Canada is further down the thorny path towards a total ban on gun ownership than we are here in the United States, with the Trudeau government imposing an outright ban on most semi-automatic rifles and freezing the sale of handguns across the country. In fact, things are progressing so rapidly with our neighbor to the north that anti-gun politicians and their activist allies are now so emboldened they’re going after commonly-owned hunting rifles and shotguns despite repeatedly claiming that hunters had nothing to fear from their machinations.


Last week, the Liberal government introduced several last-minute amendments to C-21, the sweeping gun control bill that’s already started to be implemented thanks to Trudeau’s use of Canada’s version of an executive order. These new amendments would wrap up many common hunting rifles in the existing ban, and conservatives rightfully objected to the late additions given their impact.

The amendment adds long guns to the banned list in four different ways. First, it has a clause that would effectively ban any rifle or shotgun that could potentially accept a magazine with more than five rounds, whether or not it actually has such a magazine. Critics say that includes many rifles designed for hunters, not soldiers.

The list also names guns that fall afoul of two rules nominally intended to ban powerful military weapons such as .50-calibre sniper rifles and mortars. One rule bans long guns that can generate more than 10,000 joules of energy, and the other bans guns with a muzzle wider than 20 millimetres. Critics say those rules would ban everything from antique blunderbusses to the Nine O’clock Gun in Vancouver’s Stanley Park.

Lastly, the amendment prohibits, by name, a large number of semi-automatic firearms that do not have detachable magazines and don’t meet the definition of an “assault-style firearm,” or infringe the other two rules, but which the government wants to ban anyway. They include a number of long guns in wide use by Canadian hunters.


The simple truth is that for the gun prohibitionists, there is no acceptable gun. Not an AR-15, a Glock 17, a Winchester repeating rifle, or even a single-shot black powder muzzleloader. The true believers will try to ban every gun they can, and right now Canadian activists are feeling pretty emboldened.

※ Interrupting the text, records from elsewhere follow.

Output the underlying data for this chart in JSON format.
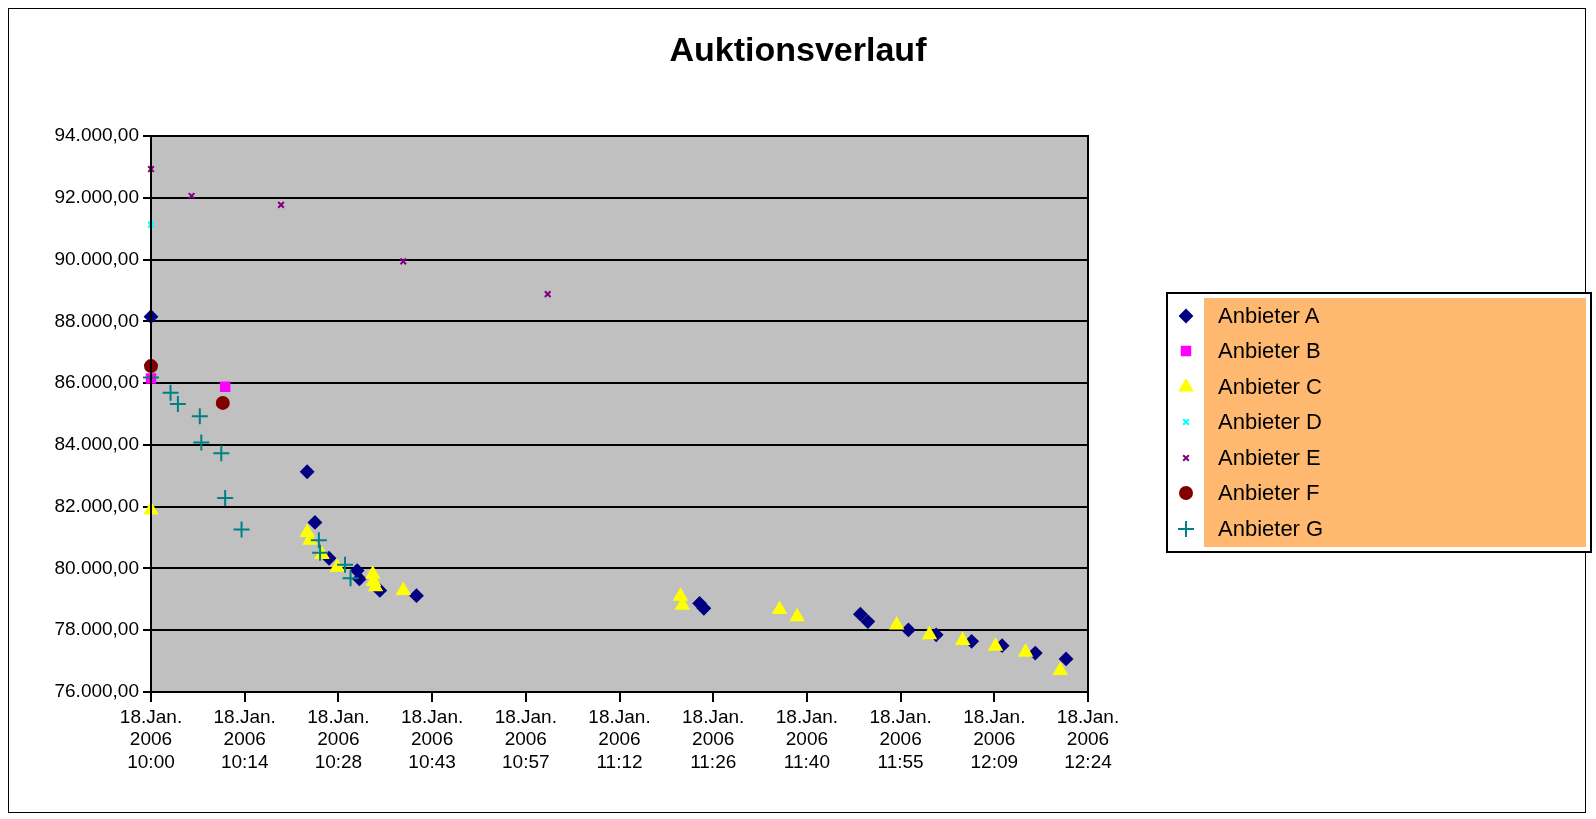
{
  "chart_data": {
    "type": "scatter",
    "title": "Auktionsverlauf",
    "xlim": [
      "2006-01-18T10:00",
      "2006-01-18T12:24"
    ],
    "xticks": [
      {
        "value": "2006-01-18T10:00:00",
        "label": "18.Jan. 2006 10:00"
      },
      {
        "value": "2006-01-18T10:14:24",
        "label": "18.Jan. 2006 10:14"
      },
      {
        "value": "2006-01-18T10:28:48",
        "label": "18.Jan. 2006 10:28"
      },
      {
        "value": "2006-01-18T10:43:12",
        "label": "18.Jan. 2006 10:43"
      },
      {
        "value": "2006-01-18T10:57:36",
        "label": "18.Jan. 2006 10:57"
      },
      {
        "value": "2006-01-18T11:12:00",
        "label": "18.Jan. 2006 11:12"
      },
      {
        "value": "2006-01-18T11:26:24",
        "label": "18.Jan. 2006 11:26"
      },
      {
        "value": "2006-01-18T11:40:48",
        "label": "18.Jan. 2006 11:40"
      },
      {
        "value": "2006-01-18T11:55:12",
        "label": "18.Jan. 2006 11:55"
      },
      {
        "value": "2006-01-18T12:09:36",
        "label": "18.Jan. 2006 12:09"
      },
      {
        "value": "2006-01-18T12:24:00",
        "label": "18.Jan. 2006 12:24"
      }
    ],
    "ylim": [
      76000,
      94000
    ],
    "yticks": [
      {
        "value": 76000,
        "label": "76.000,00"
      },
      {
        "value": 78000,
        "label": "78.000,00"
      },
      {
        "value": 80000,
        "label": "80.000,00"
      },
      {
        "value": 82000,
        "label": "82.000,00"
      },
      {
        "value": 84000,
        "label": "84.000,00"
      },
      {
        "value": 86000,
        "label": "86.000,00"
      },
      {
        "value": 88000,
        "label": "88.000,00"
      },
      {
        "value": 90000,
        "label": "90.000,00"
      },
      {
        "value": 92000,
        "label": "92.000,00"
      },
      {
        "value": 94000,
        "label": "94.000,00"
      }
    ],
    "grid": "y",
    "legend": "right",
    "series": [
      {
        "name": "Anbieter A",
        "color": "#000080",
        "marker": "diamond",
        "x": [
          "2006-01-18T10:00:00",
          "2006-01-18T10:24:00",
          "2006-01-18T10:25:12",
          "2006-01-18T10:27:22",
          "2006-01-18T10:31:41",
          "2006-01-18T10:32:02",
          "2006-01-18T10:35:10",
          "2006-01-18T10:40:48",
          "2006-01-18T11:24:18",
          "2006-01-18T11:24:58",
          "2006-01-18T11:49:01",
          "2006-01-18T11:50:10",
          "2006-01-18T11:56:24",
          "2006-01-18T12:00:40",
          "2006-01-18T12:06:07",
          "2006-01-18T12:10:48",
          "2006-01-18T12:15:54",
          "2006-01-18T12:20:38"
        ],
        "values": [
          88150,
          83130,
          81490,
          80330,
          79930,
          79660,
          79290,
          79120,
          78870,
          78710,
          78520,
          78280,
          78010,
          77850,
          77640,
          77500,
          77260,
          77070
        ]
      },
      {
        "name": "Anbieter B",
        "color": "#ff00ff",
        "marker": "square",
        "x": [
          "2006-01-18T10:00:00",
          "2006-01-18T10:11:24"
        ],
        "values": [
          86150,
          85880
        ]
      },
      {
        "name": "Anbieter C",
        "color": "#ffff00",
        "marker": "triangle",
        "x": [
          "2006-01-18T10:00:00",
          "2006-01-18T10:24:00",
          "2006-01-18T10:24:25",
          "2006-01-18T10:26:17",
          "2006-01-18T10:28:37",
          "2006-01-18T10:34:05",
          "2006-01-18T10:34:12",
          "2006-01-18T10:34:30",
          "2006-01-18T10:38:46",
          "2006-01-18T11:21:22",
          "2006-01-18T11:21:40",
          "2006-01-18T11:36:36",
          "2006-01-18T11:39:18",
          "2006-01-18T11:54:36",
          "2006-01-18T11:59:38",
          "2006-01-18T12:04:44",
          "2006-01-18T12:09:47",
          "2006-01-18T12:14:24",
          "2006-01-18T12:19:44"
        ],
        "values": [
          81890,
          81160,
          80910,
          80450,
          80040,
          79810,
          79580,
          79410,
          79290,
          79100,
          78810,
          78670,
          78440,
          78170,
          77850,
          77670,
          77480,
          77290,
          76700
        ]
      },
      {
        "name": "Anbieter D",
        "color": "#00ffff",
        "marker": "cross",
        "x": [
          "2006-01-18T10:00:00"
        ],
        "values": [
          91130
        ]
      },
      {
        "name": "Anbieter E",
        "color": "#800080",
        "marker": "cross",
        "x": [
          "2006-01-18T10:00:00",
          "2006-01-18T10:06:14",
          "2006-01-18T10:19:59",
          "2006-01-18T10:38:46",
          "2006-01-18T11:00:58"
        ],
        "values": [
          92930,
          92060,
          91770,
          89940,
          88880
        ]
      },
      {
        "name": "Anbieter F",
        "color": "#800000",
        "marker": "circle",
        "x": [
          "2006-01-18T10:00:00",
          "2006-01-18T10:11:02"
        ],
        "values": [
          86550,
          85360
        ]
      },
      {
        "name": "Anbieter G",
        "color": "#008080",
        "marker": "plus",
        "x": [
          "2006-01-18T10:00:00",
          "2006-01-18T10:03:00",
          "2006-01-18T10:04:08",
          "2006-01-18T10:07:30",
          "2006-01-18T10:07:44",
          "2006-01-18T10:10:48",
          "2006-01-18T10:11:24",
          "2006-01-18T10:13:55",
          "2006-01-18T10:25:48",
          "2006-01-18T10:25:59",
          "2006-01-18T10:29:49",
          "2006-01-18T10:30:40"
        ],
        "values": [
          86180,
          85690,
          85320,
          84930,
          84080,
          83730,
          82280,
          81260,
          80910,
          80510,
          80120,
          79680
        ]
      }
    ]
  }
}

The reaction, however, has been loud and widespread enough that Trudeau and his minister of public safety are now trying to put some daylight between themselves and the amendments.

Prime Minister Justin Trudeau says he is listening to concerns that some of the firearms his government is looking to ban are in fact used more for hunting.

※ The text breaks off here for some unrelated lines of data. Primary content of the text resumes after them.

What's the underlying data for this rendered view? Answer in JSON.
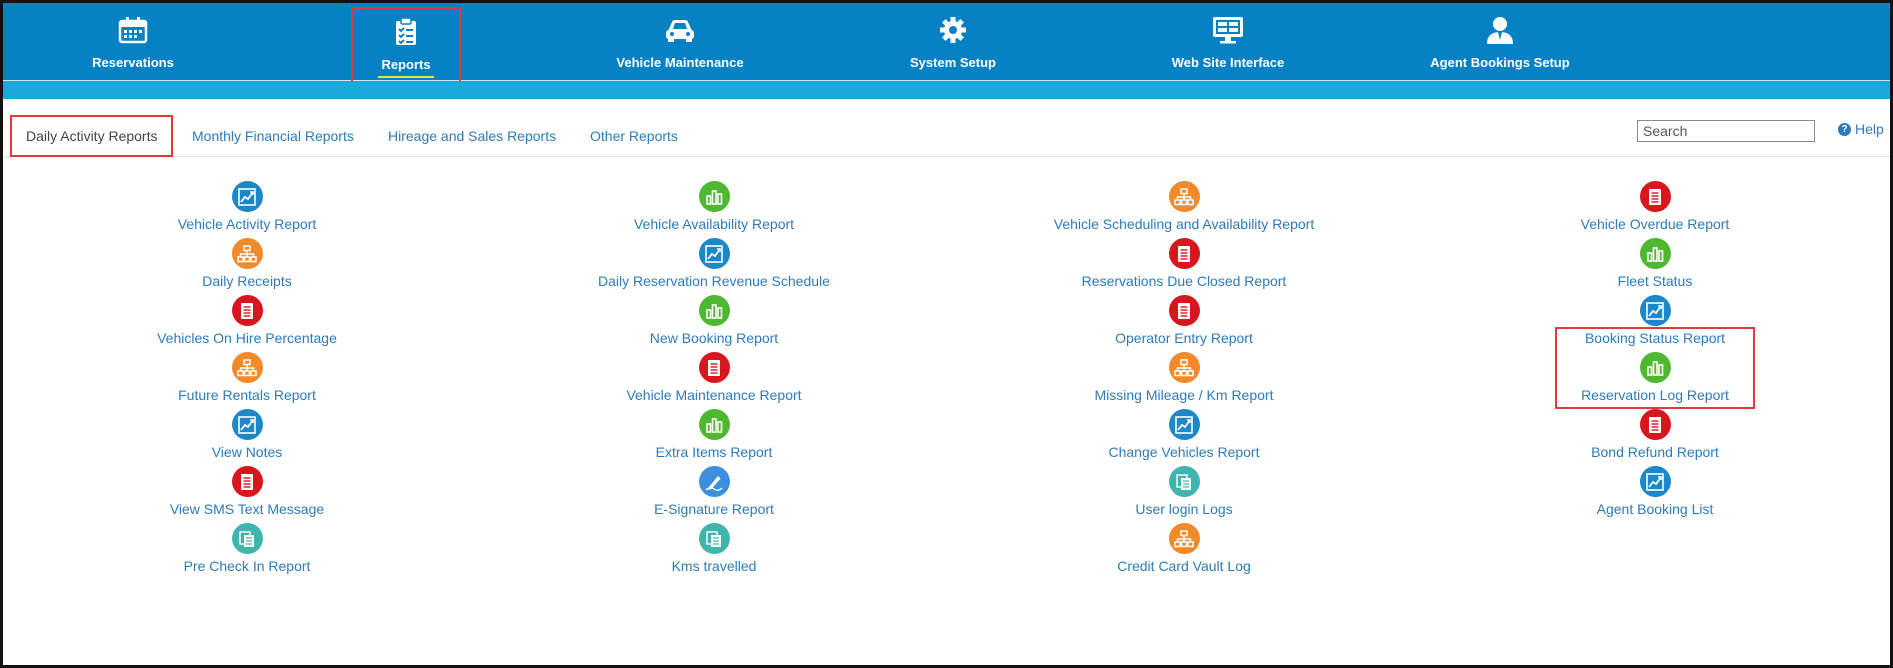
{
  "nav": {
    "items": [
      {
        "label": "Reservations",
        "icon": "calendar-icon",
        "active": false
      },
      {
        "label": "Reports",
        "icon": "checklist-icon",
        "active": true
      },
      {
        "label": "Vehicle Maintenance",
        "icon": "car-icon",
        "active": false
      },
      {
        "label": "System Setup",
        "icon": "gear-icon",
        "active": false
      },
      {
        "label": "Web Site Interface",
        "icon": "monitor-icon",
        "active": false
      },
      {
        "label": "Agent Bookings Setup",
        "icon": "agent-icon",
        "active": false
      }
    ]
  },
  "tabs": {
    "items": [
      {
        "label": "Daily Activity Reports",
        "active": true
      },
      {
        "label": "Monthly Financial Reports",
        "active": false
      },
      {
        "label": "Hireage and Sales Reports",
        "active": false
      },
      {
        "label": "Other Reports",
        "active": false
      }
    ],
    "search_placeholder": "Search",
    "help_label": "Help"
  },
  "colors": {
    "nav_bg": "#0581c4",
    "band": "#18a8dc",
    "link": "#2d7bb8",
    "highlight": "#e13a3a"
  },
  "reports": {
    "columns": [
      [
        {
          "label": "Vehicle Activity Report",
          "icon": "trend-chart-icon",
          "color": "blue"
        },
        {
          "label": "Daily Receipts",
          "icon": "hierarchy-icon",
          "color": "orange"
        },
        {
          "label": "Vehicles On Hire Percentage",
          "icon": "document-icon",
          "color": "red"
        },
        {
          "label": "Future Rentals Report",
          "icon": "hierarchy-icon",
          "color": "orange"
        },
        {
          "label": "View Notes",
          "icon": "trend-chart-icon",
          "color": "blue"
        },
        {
          "label": "View SMS Text Message",
          "icon": "document-icon",
          "color": "red"
        },
        {
          "label": "Pre Check In Report",
          "icon": "documents-icon",
          "color": "teal"
        }
      ],
      [
        {
          "label": "Vehicle Availability Report",
          "icon": "bar-chart-icon",
          "color": "green"
        },
        {
          "label": "Daily Reservation Revenue Schedule",
          "icon": "trend-chart-icon",
          "color": "blue"
        },
        {
          "label": "New Booking Report",
          "icon": "bar-chart-icon",
          "color": "green"
        },
        {
          "label": "Vehicle Maintenance Report",
          "icon": "document-icon",
          "color": "red"
        },
        {
          "label": "Extra Items Report",
          "icon": "bar-chart-icon",
          "color": "green"
        },
        {
          "label": "E-Signature Report",
          "icon": "pen-icon",
          "color": "sky"
        },
        {
          "label": "Kms travelled",
          "icon": "documents-icon",
          "color": "teal"
        }
      ],
      [
        {
          "label": "Vehicle Scheduling and Availability Report",
          "icon": "hierarchy-icon",
          "color": "orange"
        },
        {
          "label": "Reservations Due Closed Report",
          "icon": "document-icon",
          "color": "red"
        },
        {
          "label": "Operator Entry Report",
          "icon": "document-icon",
          "color": "red"
        },
        {
          "label": "Missing Mileage / Km Report",
          "icon": "hierarchy-icon",
          "color": "orange"
        },
        {
          "label": "Change Vehicles Report",
          "icon": "trend-chart-icon",
          "color": "blue"
        },
        {
          "label": "User login Logs",
          "icon": "documents-icon",
          "color": "teal"
        },
        {
          "label": "Credit Card Vault Log",
          "icon": "hierarchy-icon",
          "color": "orange"
        }
      ],
      [
        {
          "label": "Vehicle Overdue Report",
          "icon": "document-icon",
          "color": "red"
        },
        {
          "label": "Fleet Status",
          "icon": "bar-chart-icon",
          "color": "green"
        },
        {
          "label": "Booking Status Report",
          "icon": "trend-chart-icon",
          "color": "blue"
        },
        {
          "label": "Reservation Log Report",
          "icon": "bar-chart-icon",
          "color": "green",
          "highlight": true
        },
        {
          "label": "Bond Refund Report",
          "icon": "document-icon",
          "color": "red"
        },
        {
          "label": "Agent Booking List",
          "icon": "trend-chart-icon",
          "color": "blue"
        }
      ]
    ]
  }
}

The remarks at a press conference in Ontario today suggest Trudeau is shifting his tone on a piece of gun-control legislation being studied by members of Parliament.

Opposition Conservatives say the proposed definition would bar some firearms used for hunting, which has prompted Public Safety Minister Marco Mendicino to say that is not the government’s intention and accuse Tory MPs of “fearmongering.”

What you bet that, after supposedly listening to those concerns, Trudeau decides to move ahead with the amended version of C-21 regardless? There is no right to keep and bear arms in Canada’s constitution, so the prime minister doesn’t even have to bother with paying lip service to respecting anyone’s rights here. I suspect that Trudeau’s just going to ride out this particular news cycle without C-21 seeing any substantive changes in Parliament, and with the country’s peaceable gun owners still being blamed for the actions of violent criminals.